Mr Tan said: “The job cuts are directly related to how tech companies have been spending in recent years. This is unique to the sector.”

He believes that companies in other sectors may be better equipped to handle the economic shocks of global inflation.

Dr Leong said the massive tech job cuts are not linked to structural financial sector weaknesses.

“When the big elephants start to retrench, instinctive herd responses follow,” he said. “The fears are primarily sentiment-driven. It is not an economic implosion like the collapse of Lehman Brothers in 2008 or the Asian financial crisis in 1997.”

Job cuts are not expected to spill over to other industries and sectors, unless a black swan event emerges, he added. Such an event is unpredictable and has potentially severe consequences. This includes another war or a financial market collapse.

In a Nov 17 note, Morgan Stanley analysts drew similar conclusions: Major job cuts in non-tech industries are unlikely in the US as the economy at large remains short-staffed, CNBC reported. The analysts said the large market cap of tech companies and “idiosyncratic” hiring in tech relative to the rest of the labour market have resulted in tech layoffs having an outsized impact on perceptions.

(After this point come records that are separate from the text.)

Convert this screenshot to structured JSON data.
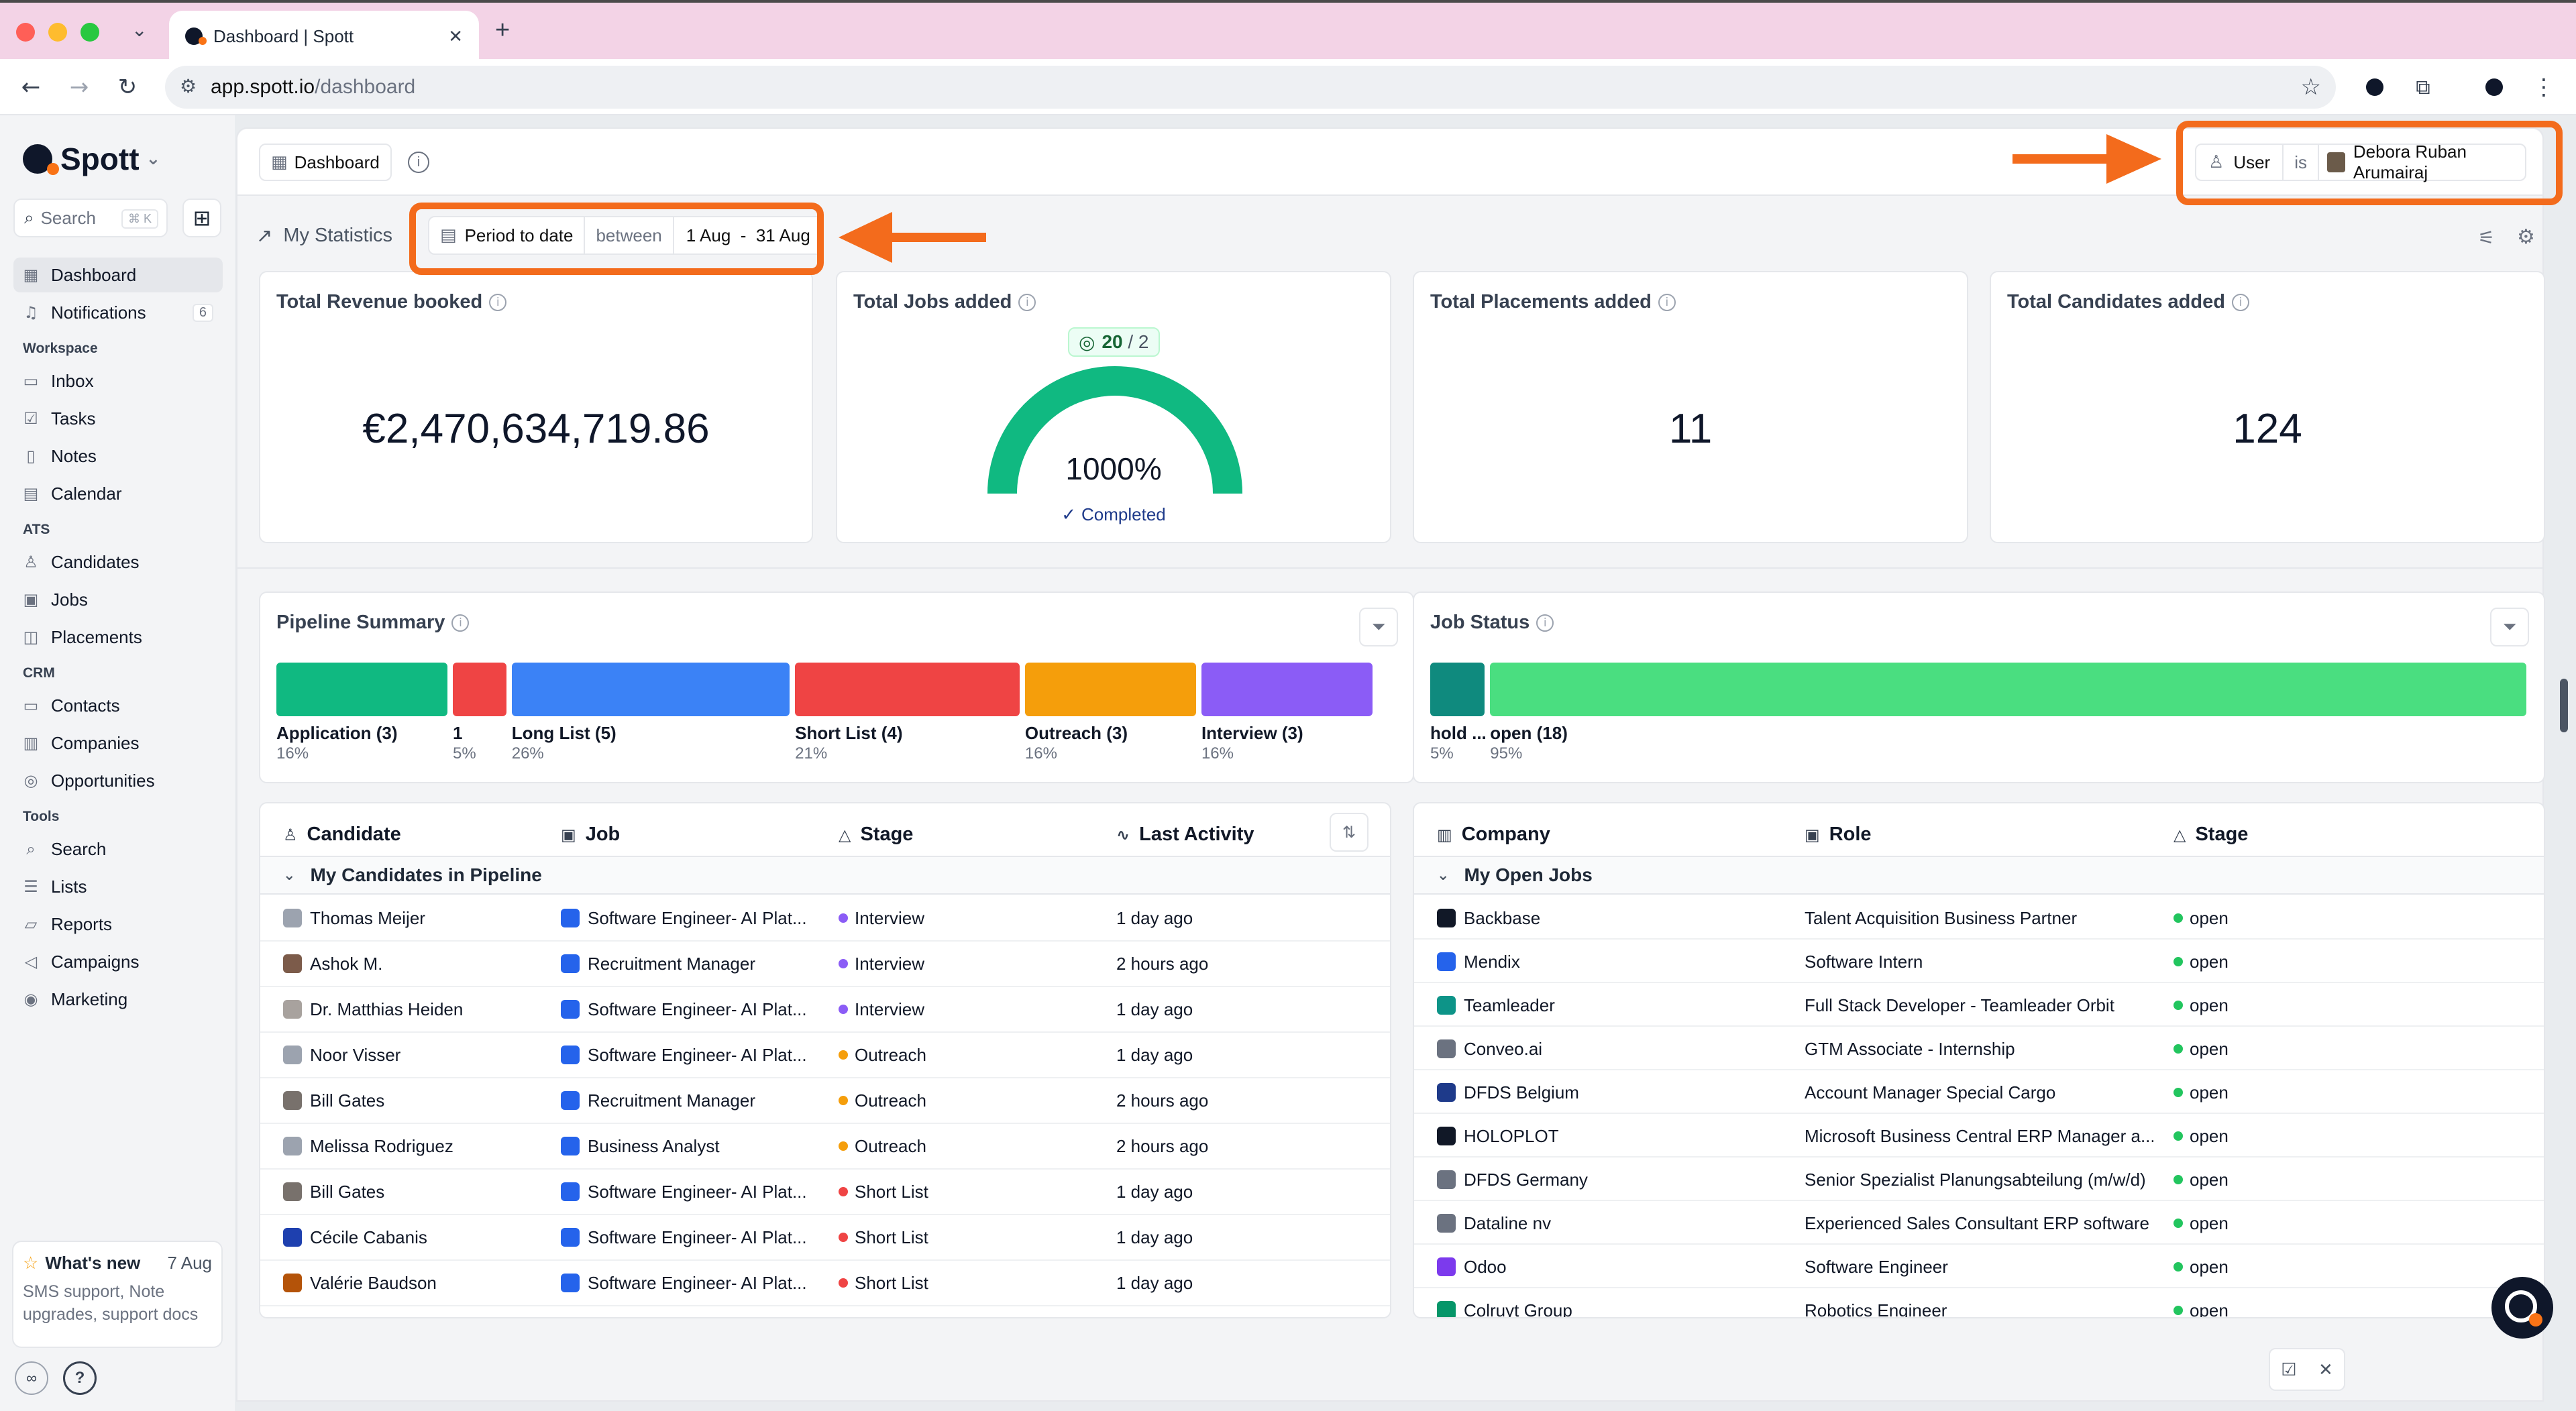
{
  "browser": {
    "tab_title": "Dashboard | Spott",
    "url_host": "app.spott.io",
    "url_path": "/dashboard"
  },
  "sidebar": {
    "brand": "Spott",
    "search_label": "Search",
    "search_shortcut": "⌘ K",
    "items": {
      "dashboard": "Dashboard",
      "notifications": "Notifications",
      "notifications_count": "6",
      "inbox": "Inbox",
      "tasks": "Tasks",
      "notes": "Notes",
      "calendar": "Calendar",
      "candidates": "Candidates",
      "jobs": "Jobs",
      "placements": "Placements",
      "contacts": "Contacts",
      "companies": "Companies",
      "opportunities": "Opportunities",
      "search": "Search",
      "lists": "Lists",
      "reports": "Reports",
      "campaigns": "Campaigns",
      "marketing": "Marketing"
    },
    "sections": {
      "workspace": "Workspace",
      "ats": "ATS",
      "crm": "CRM",
      "tools": "Tools"
    },
    "whats_new": {
      "title": "What's new",
      "date": "7 Aug",
      "body": "SMS support, Note upgrades, support docs"
    }
  },
  "header": {
    "breadcrumb": "Dashboard",
    "user_filter": {
      "field": "User",
      "op": "is",
      "value": "Debora Ruban Arumairaj"
    }
  },
  "stats": {
    "title": "My Statistics",
    "period_label": "Period to date",
    "between": "between",
    "range": "1 Aug  -  31 Aug",
    "revenue": {
      "title": "Total Revenue booked",
      "value": "€2,470,634,719.86"
    },
    "jobs": {
      "title": "Total Jobs added",
      "badge_value": "20",
      "badge_target": " / 2",
      "percent": "1000%",
      "status": "Completed",
      "progress": 1.0
    },
    "placements": {
      "title": "Total Placements added",
      "value": "11"
    },
    "candidates": {
      "title": "Total Candidates added",
      "value": "124"
    }
  },
  "pipeline": {
    "title": "Pipeline Summary",
    "segments": [
      {
        "label": "Application (3)",
        "pct": "16%",
        "color": "#10b981"
      },
      {
        "label": "1",
        "pct": "5%",
        "color": "#ef4444"
      },
      {
        "label": "Long List (5)",
        "pct": "26%",
        "color": "#3b82f6"
      },
      {
        "label": "Short List (4)",
        "pct": "21%",
        "color": "#ef4444"
      },
      {
        "label": "Outreach (3)",
        "pct": "16%",
        "color": "#f59e0b"
      },
      {
        "label": "Interview (3)",
        "pct": "16%",
        "color": "#8b5cf6"
      }
    ]
  },
  "job_status": {
    "title": "Job Status",
    "segments": [
      {
        "label": "hold ...",
        "pct": "5%",
        "color": "#0f8a7e"
      },
      {
        "label": "open (18)",
        "pct": "95%",
        "color": "#4ade80"
      }
    ]
  },
  "candidates_table": {
    "headers": {
      "candidate": "Candidate",
      "job": "Job",
      "stage": "Stage",
      "activity": "Last Activity"
    },
    "group": "My Candidates in Pipeline",
    "rows": [
      {
        "name": "Thomas Meijer",
        "job": "Software Engineer- AI Plat...",
        "stage": "Interview",
        "stage_color": "#8b5cf6",
        "activity": "1 day ago"
      },
      {
        "name": "Ashok M.",
        "job": "Recruitment Manager",
        "stage": "Interview",
        "stage_color": "#8b5cf6",
        "activity": "2 hours ago"
      },
      {
        "name": "Dr. Matthias Heiden",
        "job": "Software Engineer- AI Plat...",
        "stage": "Interview",
        "stage_color": "#8b5cf6",
        "activity": "1 day ago"
      },
      {
        "name": "Noor Visser",
        "job": "Software Engineer- AI Plat...",
        "stage": "Outreach",
        "stage_color": "#f59e0b",
        "activity": "1 day ago"
      },
      {
        "name": "Bill Gates",
        "job": "Recruitment Manager",
        "stage": "Outreach",
        "stage_color": "#f59e0b",
        "activity": "2 hours ago"
      },
      {
        "name": "Melissa Rodriguez",
        "job": "Business Analyst",
        "stage": "Outreach",
        "stage_color": "#f59e0b",
        "activity": "2 hours ago"
      },
      {
        "name": "Bill Gates",
        "job": "Software Engineer- AI Plat...",
        "stage": "Short List",
        "stage_color": "#ef4444",
        "activity": "1 day ago"
      },
      {
        "name": "Cécile Cabanis",
        "job": "Software Engineer- AI Plat...",
        "stage": "Short List",
        "stage_color": "#ef4444",
        "activity": "1 day ago"
      },
      {
        "name": "Valérie Baudson",
        "job": "Software Engineer- AI Plat...",
        "stage": "Short List",
        "stage_color": "#ef4444",
        "activity": "1 day ago"
      }
    ]
  },
  "jobs_table": {
    "headers": {
      "company": "Company",
      "role": "Role",
      "stage": "Stage"
    },
    "group": "My Open Jobs",
    "rows": [
      {
        "company": "Backbase",
        "role": "Talent Acquisition Business Partner",
        "stage": "open"
      },
      {
        "company": "Mendix",
        "role": "Software Intern",
        "stage": "open"
      },
      {
        "company": "Teamleader",
        "role": "Full Stack Developer - Teamleader Orbit",
        "stage": "open"
      },
      {
        "company": "Conveo.ai",
        "role": "GTM Associate - Internship",
        "stage": "open"
      },
      {
        "company": "DFDS Belgium",
        "role": "Account Manager Special Cargo",
        "stage": "open"
      },
      {
        "company": "HOLOPLOT",
        "role": "Microsoft Business Central ERP Manager a...",
        "stage": "open"
      },
      {
        "company": "DFDS Germany",
        "role": "Senior Spezialist Planungsabteilung (m/w/d)",
        "stage": "open"
      },
      {
        "company": "Dataline nv",
        "role": "Experienced Sales Consultant ERP software",
        "stage": "open"
      },
      {
        "company": "Odoo",
        "role": "Software Engineer",
        "stage": "open"
      },
      {
        "company": "Colruyt Group",
        "role": "Robotics Engineer",
        "stage": "open"
      }
    ]
  }
}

5. Will the releasing of tech workers finally ease the longstanding manpower crunch in the tech sector?

Now that talent hoarding among big tech companies has eased, some experts said smaller companies starved of tech resources may finally be able to plug their manpower gaps.

“One of the things the layoffs has shown is just how massive the pool of tech talent is,” said Mr Tan. “This could be a good time for companies better equipped to hire to provide new opportunities for talent seeking jobs in the market.”

The Singapore Government is among those keen to fill immediate tech manpower gaps. Last Thursday, the Open Government Products and the Smart Nation and Digital Government Group launched an online platform called Tech for Public Good to get interested parties, including those who had lost their jobs recently, to apply for about 700 software engineering, product management and design jobs.

US-based Generation, which provides training for the unemployed, said it is still seeing demand for tech talent, especially in Web and software development, cloud operations and data analytics.

“A lot of hiring in Singapore has been driven by small and medium-sized enterprises; we’re expecting to still see this demand,” said Mr Jeremy Fox, the organisation’s Asia-Pacific chief executive.

But finding the right fit may still be hard. A list circulating in Singapore that contains the details of close to 200 laid-off tech workers trying to find jobs shows that the majority of the affected roles are in human resources and recruitment, followed by marketing. Engineering roles come next, but these are mostly junior functions.

There are around 70 laid-off Meta employees on this list. More than 30 laid-off workers came from Stripe. There is also a handful of former Shopee, Tencent and Twitter staff.

Mr Fox said reskilling and upskilling may be needed for many of these affected workers to find re-employment.

The boss of a tech distributor in Singapore, who wanted to be known only as Mr Tan, told The Straits Times that the tech supply chain industry is starved of workers, including programmers, warehouse workers and product managers with local knowledge. But there is no match for his company’s needs among those laid-off workers. 

“Most of these functions were created in multinational firms as part of turf expansion; these roles are not useful to me,” said Mr Tan, a tech veteran of more than three decades.